では、お見舞いとは名ばかりの、様子見だったのだろう。
歩美さんの怪我の具合と、そして、アイオリア様との関係がどうなったのか、ちょっとだけ様子を見に来たんだわ。
で、結局は、その時から暗雲垂れ込める悪い雰囲気だったのだろう、二人の間は。
それで、アフロディーテ様は自宮に戻る途中、巨蟹宮に寄り、デスマスク様に注意を怠るなと告げたのかもしれない。

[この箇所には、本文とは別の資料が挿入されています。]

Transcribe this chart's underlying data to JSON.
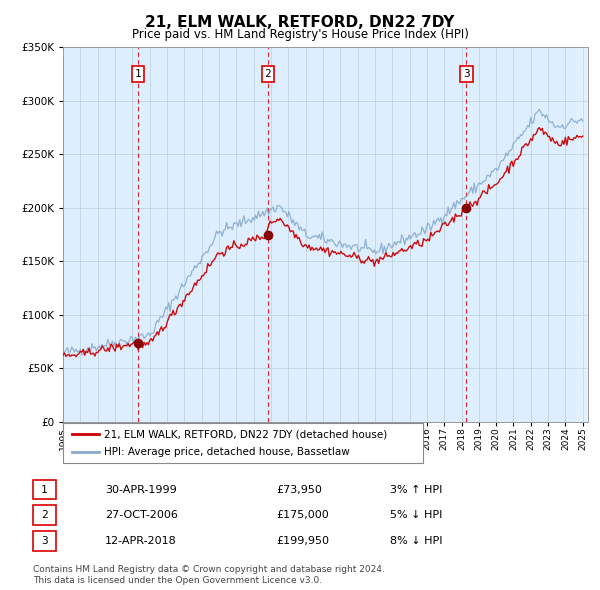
{
  "title": "21, ELM WALK, RETFORD, DN22 7DY",
  "subtitle": "Price paid vs. HM Land Registry's House Price Index (HPI)",
  "sale_dates_str": [
    "30-APR-1999",
    "27-OCT-2006",
    "12-APR-2018"
  ],
  "sale_dates_decimal": [
    1999.33,
    2006.82,
    2018.28
  ],
  "sale_prices": [
    73950,
    175000,
    199950
  ],
  "sale_labels": [
    "1",
    "2",
    "3"
  ],
  "sale_pct": [
    "3%",
    "5%",
    "8%"
  ],
  "sale_dir": [
    "↑",
    "↓",
    "↓"
  ],
  "red_line_color": "#cc0000",
  "blue_line_color": "#88aacc",
  "marker_color": "#880000",
  "bg_color": "#ddeeff",
  "vline_color": "#dd0000",
  "grid_color": "#bbccdd",
  "ylim": [
    0,
    350000
  ],
  "ylabel_ticks": [
    0,
    50000,
    100000,
    150000,
    200000,
    250000,
    300000,
    350000
  ],
  "xlabel_ticks": [
    1995,
    1996,
    1997,
    1998,
    1999,
    2000,
    2001,
    2002,
    2003,
    2004,
    2005,
    2006,
    2007,
    2008,
    2009,
    2010,
    2011,
    2012,
    2013,
    2014,
    2015,
    2016,
    2017,
    2018,
    2019,
    2020,
    2021,
    2022,
    2023,
    2024,
    2025
  ],
  "legend_label_red": "21, ELM WALK, RETFORD, DN22 7DY (detached house)",
  "legend_label_blue": "HPI: Average price, detached house, Bassetlaw",
  "footer": "Contains HM Land Registry data © Crown copyright and database right 2024.\nThis data is licensed under the Open Government Licence v3.0.",
  "t_start": 1995.0,
  "t_end": 2025.0
}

だから、先程、この宮の様子見に来たデスマスク様が二人の喧嘩に巻き込まれ(たかどうかは分からないけれど)、あんなに不機嫌になってしまったと、そういう事に違いない。


受け取った紙袋から取り出した衣類や下着の確認をする彼女を、視界の片隅に捉えながら、私は小さく溜息を吐いた。
これから先は、正直、面倒事しか起こらないだろう、そんな予感がしていた。